Environ 35 de mes discours et présentations sont aussi disponibles sur mon site Web, vous pouvez donc aller voir ce que j’ai dit aux différentes communautés. Au cours de l’année, j’ai parlé à des scientifiques, des experts de réglementation, des avocats, et demain, je vais parler à la communauté de sécurité. L’APEX représente toujours un moment fort pendant l’année.

Laissez-moi commencer par où le monde en est, où se trouve le gouvernement dans son mandat et où nous en sommes comme fonction publique. Vous pouvez commenter n’importe lequel. C’est important, de temps en temps, de prendre du recul et de regarder la situation dans son ensemble. Cela permet d’avoir un contexte et un peu de réconfort et de consolation lorsqu’on traverse une période difficile. Cela aide aussi à voir où nous en sommes et ça me donne beaucoup de confiance et d’optimisme.
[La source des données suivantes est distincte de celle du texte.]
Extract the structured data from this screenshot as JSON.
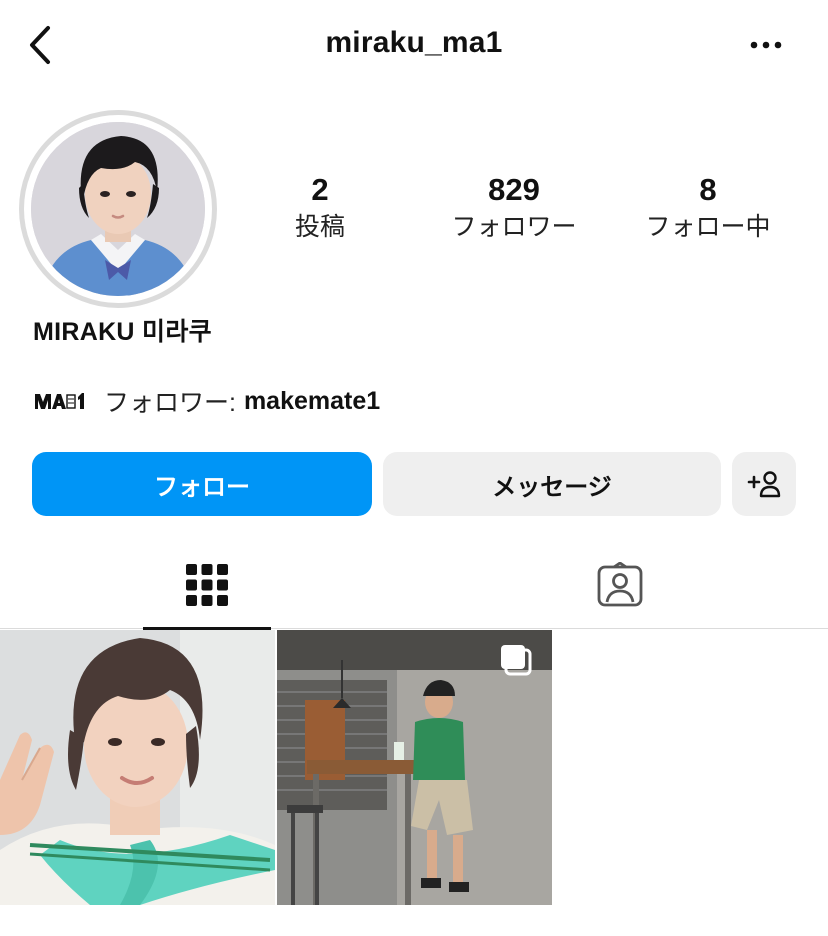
{
  "header": {
    "username": "miraku_ma1",
    "back_icon": "chevron-left-icon",
    "more_icon": "more-horizontal-icon"
  },
  "profile": {
    "display_name": "MIRAKU 미라쿠",
    "stats": [
      {
        "value": "2",
        "label": "投稿"
      },
      {
        "value": "829",
        "label": "フォロワー"
      },
      {
        "value": "8",
        "label": "フォロー中"
      }
    ],
    "followed_by": {
      "label": "フォロワー:",
      "user": "makemate1",
      "logo_text": "MA1"
    }
  },
  "actions": {
    "follow_label": "フォロー",
    "message_label": "メッセージ",
    "add_user_icon": "add-user-icon"
  },
  "tabs": {
    "grid_icon": "grid-icon",
    "tagged_icon": "tagged-user-icon"
  },
  "colors": {
    "follow_button": "#0095f6",
    "secondary_button": "#efefef",
    "avatar_ring": "#dbdbdb",
    "divider": "#dbdbdb"
  }
}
L’année qui vient de s’écouler a été une autre année — et je vais être un peu dramatique, mais je crois vraiment en ceci — marquée par la lutte mondiale entre les forces de l’ouverture et de l’inclusion, de la primauté du droit, de la démocratie et du commerce fondé sur les règles, et les forces qui alimentent la polarisation, la séparation et l’intolérance, et la fermeture d’esprit.

Ce fut une année mitigés pour le monde. Certains pays ont reculé et pour d’autres, ces choses se sont terminées à égalité. C’est un vrai plaisir—et j’en tire beaucoup de satisfaction—de pouvoir dire qu’un an plus tard, le Canada se trouve catégoriquement toujours parmi les dirigeants du camp de l’ouverture et de l’inclusion.
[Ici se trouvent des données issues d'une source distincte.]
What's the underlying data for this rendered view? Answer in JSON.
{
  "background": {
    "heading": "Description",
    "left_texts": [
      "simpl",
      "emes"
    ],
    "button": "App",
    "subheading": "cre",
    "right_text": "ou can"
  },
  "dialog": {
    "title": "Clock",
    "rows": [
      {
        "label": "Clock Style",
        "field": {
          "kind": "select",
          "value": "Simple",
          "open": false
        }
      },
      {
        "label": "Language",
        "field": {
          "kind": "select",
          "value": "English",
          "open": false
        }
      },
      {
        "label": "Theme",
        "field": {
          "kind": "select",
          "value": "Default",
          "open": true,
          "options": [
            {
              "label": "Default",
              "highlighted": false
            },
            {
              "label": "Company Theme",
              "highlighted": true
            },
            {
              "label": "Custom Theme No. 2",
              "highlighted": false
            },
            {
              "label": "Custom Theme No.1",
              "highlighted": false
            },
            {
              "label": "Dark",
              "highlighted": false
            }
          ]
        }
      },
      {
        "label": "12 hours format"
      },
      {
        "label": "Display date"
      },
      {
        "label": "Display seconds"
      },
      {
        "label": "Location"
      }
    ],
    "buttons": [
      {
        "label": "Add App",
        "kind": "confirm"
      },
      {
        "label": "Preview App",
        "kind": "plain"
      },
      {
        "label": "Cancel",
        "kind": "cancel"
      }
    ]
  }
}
Nous sommes ouverts au commerce, à l’investissement et à l’immigration. Nous sommes également ouverts aux idées. Ce ne sont pas toutes les sociétés, ni même certains de nos partenaires qui peuvent dire cela. Nous vivons toujours dans un endroit où les Canadiens sont régis par la primauté du droit avec un système judiciaire indépendant, des élections libres et équitables, une liberté de presse et une législature vigoureuse. Malheureusement, il y a des pays qui ont perdu du terrain sur ces éléments.

Aujourd'hui, nous sommes mis à l’épreuve par la liberté de presse, un mandataire du Parlement et une législature sur quelque chose que nous aurions dû faire mieux et c’est tout un coup. Mais je préfère ça à l’alternatif. Je suis heureux d’avoir une législature vigoureuse, des mandataires du Parlement, la liberté de presse, et que les Canadiens s’attendent à ce que nous satisfaisions aux normes les plus élevées pour les services que nous offrons et le soutien que nous offrons à notre gouvernement. La boucle de rétroaction — et elles sont nombreuses — nous informe quand nous aurions pu faire mieux et nous indique la voie à suivre pour y parvenir.

Il est toujours possible de s’améliorer. Il est important de tirer des leçons de nos échecs. Il est important de redoubler notre énergie et notre engagement envers les Canadiens et d’aller de l’avant. Ça me fait plaisir de parler de ces défis et occasions.

Franchement, j’accorde beaucoup d’attention à notre propre psychologie. Une bonne partie de l’humeur dans cette pièce est probablement dictée par les échecs, les problèmes et les défis. Il s’agit d’un phénomène de la nature humaine : nous avons tendance à oublier les réalisations, les choses qui se sont bien passées et les choses qui ne sont pas d’un grand intérêt pour les médias.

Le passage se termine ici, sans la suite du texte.